Dollar Tree said it is still on track to open 600 to 650 stores overall this year.
Combining Two Chains
Dollar Tree purchased Family Dollar in July 2015 for $9 billion, but the acquisition has been underperforming the namesake chain despite the parent company’s efforts to turn that around. In 2019, for example, Dollar Tree announced it was closing 390 Family Dollar locations, renovating at least 1,000 of the chain’s stores and rebranding another 200 to Dollar Tree banners.
“Dollar Tree has been engaged in a process of refurbishing and remodeling many of its Family Dollar stores in a bid to improve performance,” Neil Saunders, a managing director at analytics firm GlobalData, told CoStar News in an email.
He added that “this has largely delivered results. However, the chain still contains a handful of shops that are in sub-optimal locations where sales numbers are not improving. The company is now reviewing this carefully with a view to either changing the format to Dollar Tree or closing shops entirely. This is part and parcel of the ongoing optimization of the chain to improve its productivity and profitability. Arguably, Dollar Tree bought a pretty poor business in Family Dollar and has been working to get the division on the right track ever since.”
Dollar Tree didn’t immediately respond to a CoStar News request for comment on Saunders’ take.
Dollar Tree and Family Dollar have different business models, and that partially explains Dollar Tree’s success and Family Dollar’s woes during these times, according to the parent company’s executives. They cater to two different customer segments, Dreiling said.
Family Dollar, with many locations in rural areas, is frequented by lower-income shoppers looking to buy “consumable” products rather than discretionary purchases, according to the CEO. Those shoppers have been squeezed financially by macroeconomic pressures, such as reductions in the national Supplemental Nutrition Assistance Program, or SNAP, company executives said.
By contrast, Dollar Tree has always attracted more middle-income customers seeking “the thrill of the treasure hunt” of finding nonfood items in its stores, Dreiling said.

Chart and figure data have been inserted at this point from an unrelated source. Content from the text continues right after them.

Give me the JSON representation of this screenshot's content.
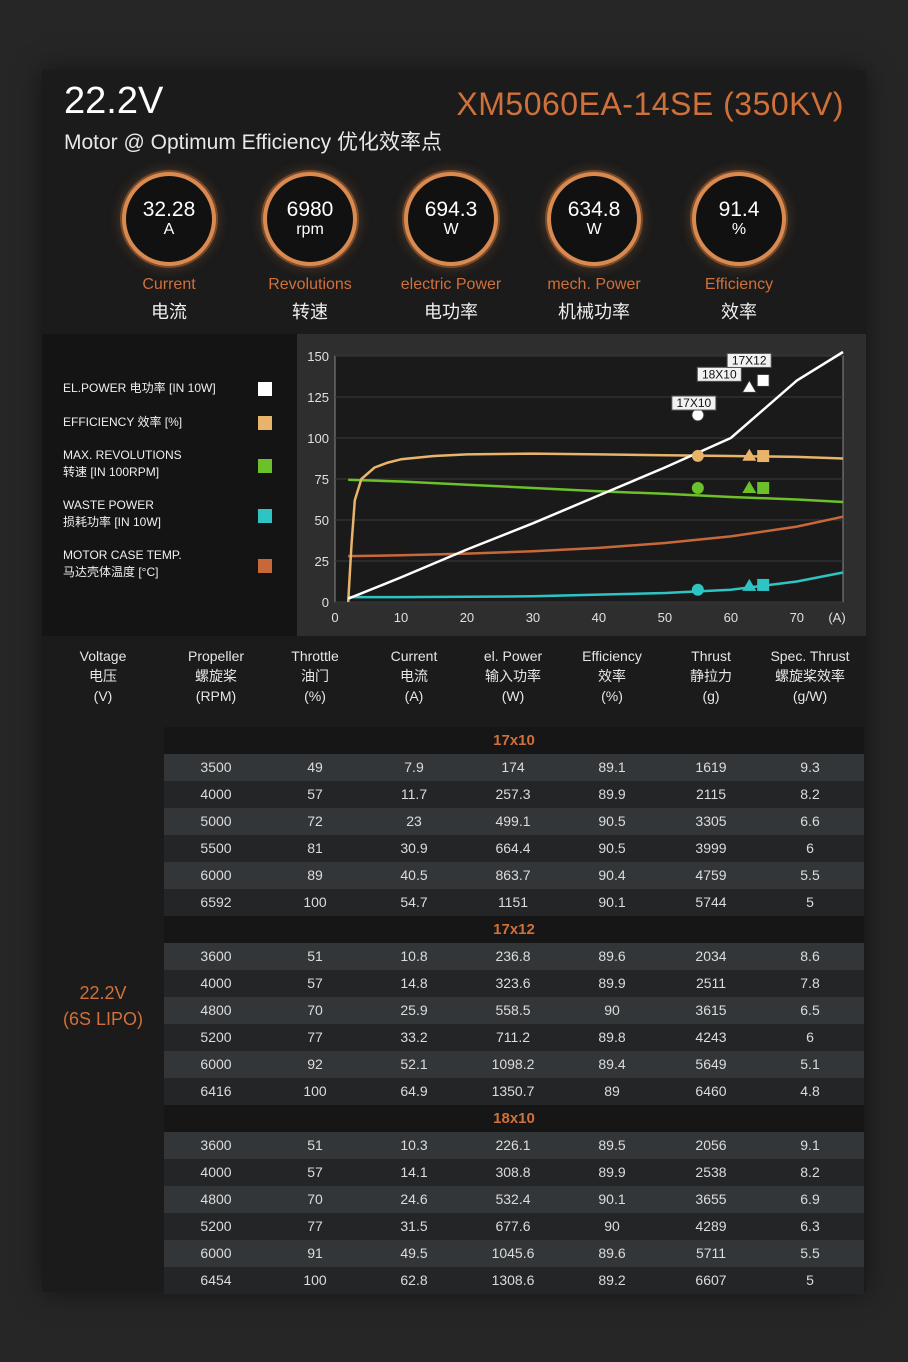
{
  "header": {
    "voltage": "22.2V",
    "model": "XM5060EA-14SE (350KV)",
    "subtitle": "Motor @ Optimum Efficiency  优化效率点"
  },
  "gauges": [
    {
      "value": "32.28",
      "unit": "A",
      "en": "Current",
      "cn": "电流"
    },
    {
      "value": "6980",
      "unit": "rpm",
      "en": "Revolutions",
      "cn": "转速"
    },
    {
      "value": "694.3",
      "unit": "W",
      "en": "electric Power",
      "cn": "电功率"
    },
    {
      "value": "634.8",
      "unit": "W",
      "en": "mech. Power",
      "cn": "机械功率"
    },
    {
      "value": "91.4",
      "unit": "%",
      "en": "Efficiency",
      "cn": "效率"
    }
  ],
  "legend": [
    {
      "line1": "EL.POWER 电功率 [IN 10W]",
      "line2": "",
      "color": "#ffffff"
    },
    {
      "line1": "EFFICIENCY 效率 [%]",
      "line2": "",
      "color": "#e8b46a"
    },
    {
      "line1": "MAX. REVOLUTIONS",
      "line2": "转速 [IN 100RPM]",
      "color": "#6cc02a"
    },
    {
      "line1": "WASTE POWER",
      "line2": "损耗功率 [IN 10W]",
      "color": "#2ec4c4"
    },
    {
      "line1": "MOTOR CASE TEMP.",
      "line2": "马达壳体温度 [°C]",
      "color": "#c8683a"
    }
  ],
  "chart_data": {
    "type": "line",
    "xlim": [
      0,
      77
    ],
    "ylim": [
      0,
      150
    ],
    "x_ticks": [
      0,
      10,
      20,
      30,
      40,
      50,
      60,
      70
    ],
    "x_unit_label": "(A)",
    "y_ticks": [
      0,
      25,
      50,
      75,
      100,
      125,
      150
    ],
    "series": [
      {
        "name": "EL.POWER 电功率 [IN 10W]",
        "color": "#ffffff",
        "x": [
          2,
          10,
          20,
          30,
          40,
          50,
          60,
          70,
          78
        ],
        "y": [
          2,
          15,
          32,
          48,
          65,
          82,
          100,
          135,
          157
        ]
      },
      {
        "name": "EFFICIENCY 效率 [%]",
        "color": "#e8b46a",
        "x": [
          2,
          2.5,
          3,
          4,
          6,
          8,
          10,
          15,
          20,
          30,
          40,
          50,
          60,
          70,
          78
        ],
        "y": [
          0,
          35,
          62,
          75,
          82,
          85,
          87,
          89,
          90,
          90.5,
          90,
          89.5,
          89,
          88.5,
          87.5
        ]
      },
      {
        "name": "MAX. REVOLUTIONS 转速 [IN 100RPM]",
        "color": "#6cc02a",
        "x": [
          2,
          10,
          20,
          30,
          40,
          50,
          60,
          70,
          78
        ],
        "y": [
          74.5,
          73.5,
          71.5,
          69.5,
          67.5,
          66,
          64,
          62.5,
          61
        ]
      },
      {
        "name": "WASTE POWER 损耗功率 [IN 10W]",
        "color": "#2ec4c4",
        "x": [
          2,
          10,
          20,
          30,
          40,
          50,
          60,
          70,
          78
        ],
        "y": [
          3,
          3,
          3.2,
          3.5,
          4.5,
          5.5,
          7.5,
          12.5,
          18
        ]
      },
      {
        "name": "MOTOR CASE TEMP. 马达壳体温度 [°C]",
        "color": "#c8683a",
        "x": [
          2,
          10,
          20,
          30,
          40,
          50,
          60,
          70,
          78
        ],
        "y": [
          28,
          28.5,
          29.5,
          31,
          33,
          36,
          40,
          46,
          52
        ]
      }
    ],
    "markers": [
      {
        "label": "17X10",
        "x": 55,
        "shape": "circle",
        "values": [
          114,
          89.1,
          69.5,
          7.5
        ]
      },
      {
        "label": "18X10",
        "x": 62.8,
        "shape": "triangle",
        "values": [
          130.9,
          89.2,
          69.5,
          9.8
        ]
      },
      {
        "label": "17X12",
        "x": 64.9,
        "shape": "square",
        "values": [
          135.1,
          89.0,
          69.5,
          10.4
        ]
      }
    ]
  },
  "table": {
    "headers": [
      {
        "en": "Voltage",
        "cn": "电压",
        "unit": "(V)"
      },
      {
        "en": "Propeller",
        "cn": "螺旋桨",
        "unit": "(RPM)"
      },
      {
        "en": "Throttle",
        "cn": "油门",
        "unit": "(%)"
      },
      {
        "en": "Current",
        "cn": "电流",
        "unit": "(A)"
      },
      {
        "en": "el. Power",
        "cn": "输入功率",
        "unit": "(W)"
      },
      {
        "en": "Efficiency",
        "cn": "效率",
        "unit": "(%)"
      },
      {
        "en": "Thrust",
        "cn": "静拉力",
        "unit": "(g)"
      },
      {
        "en": "Spec. Thrust",
        "cn": "螺旋桨效率",
        "unit": "(g/W)"
      }
    ],
    "voltage_label": "22.2V",
    "voltage_sub": "(6S LIPO)",
    "groups": [
      {
        "name": "17x10",
        "rows": [
          [
            "3500",
            "49",
            "7.9",
            "174",
            "89.1",
            "1619",
            "9.3"
          ],
          [
            "4000",
            "57",
            "11.7",
            "257.3",
            "89.9",
            "2115",
            "8.2"
          ],
          [
            "5000",
            "72",
            "23",
            "499.1",
            "90.5",
            "3305",
            "6.6"
          ],
          [
            "5500",
            "81",
            "30.9",
            "664.4",
            "90.5",
            "3999",
            "6"
          ],
          [
            "6000",
            "89",
            "40.5",
            "863.7",
            "90.4",
            "4759",
            "5.5"
          ],
          [
            "6592",
            "100",
            "54.7",
            "1151",
            "90.1",
            "5744",
            "5"
          ]
        ]
      },
      {
        "name": "17x12",
        "rows": [
          [
            "3600",
            "51",
            "10.8",
            "236.8",
            "89.6",
            "2034",
            "8.6"
          ],
          [
            "4000",
            "57",
            "14.8",
            "323.6",
            "89.9",
            "2511",
            "7.8"
          ],
          [
            "4800",
            "70",
            "25.9",
            "558.5",
            "90",
            "3615",
            "6.5"
          ],
          [
            "5200",
            "77",
            "33.2",
            "711.2",
            "89.8",
            "4243",
            "6"
          ],
          [
            "6000",
            "92",
            "52.1",
            "1098.2",
            "89.4",
            "5649",
            "5.1"
          ],
          [
            "6416",
            "100",
            "64.9",
            "1350.7",
            "89",
            "6460",
            "4.8"
          ]
        ]
      },
      {
        "name": "18x10",
        "rows": [
          [
            "3600",
            "51",
            "10.3",
            "226.1",
            "89.5",
            "2056",
            "9.1"
          ],
          [
            "4000",
            "57",
            "14.1",
            "308.8",
            "89.9",
            "2538",
            "8.2"
          ],
          [
            "4800",
            "70",
            "24.6",
            "532.4",
            "90.1",
            "3655",
            "6.9"
          ],
          [
            "5200",
            "77",
            "31.5",
            "677.6",
            "90",
            "4289",
            "6.3"
          ],
          [
            "6000",
            "91",
            "49.5",
            "1045.6",
            "89.6",
            "5711",
            "5.5"
          ],
          [
            "6454",
            "100",
            "62.8",
            "1308.6",
            "89.2",
            "6607",
            "5"
          ]
        ]
      }
    ]
  }
}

And higher-income shoppers have been trading down to save money during this period of high inflation by coming to Dollar Tree.
Varied Customer Demographics
“Dollar Tree is attracting customers from a broader range of income levels,” Dreiling said. “Most of our new customers over the past year have household income over $125,000, and this income demographic was a significant contributor to Dollar Tree’s [third-quarter comparable store] growth.”
The company hasn’t lost faith in the Family Dollar brand, according to the CEO.
“There will be some stores [that] will relocate, maybe some stores will close, maybe some stores will rebanner,” Dreiling said. “But I do not have any of that information at this stage of the game. … I don’t want anyone to misconstrue that I’m not totally behind Family Dollar because I am and I don’t want anyone to think that that doesn’t mean we’re not going to grow Family Dollar, because I’m not saying that at all. It’s simply a matter of reallocating assets to where we think we can be more productive.”
In the quarter ended Oct. 28, Dollar Tree posted overall net sales of $7.31 billion, up 5.4% from the prior-year period. The Dollar Tree chain had a 5.4% gain in same-store sales, while Family Dollar saw a 2% increase.
The company is now expecting net sales for the fourth quarter in the range of $8.6 billion to $8.8 billion, based on low single-digit increase in comparable-store sales, with mid-single-digit increase at Dollar Tree and minus-one to plus-1% comparable sales at Family Dollar.
Dollar Tree stores have 71.9 million square feet of selling space, while Family Dollar has 63.4 million square feet.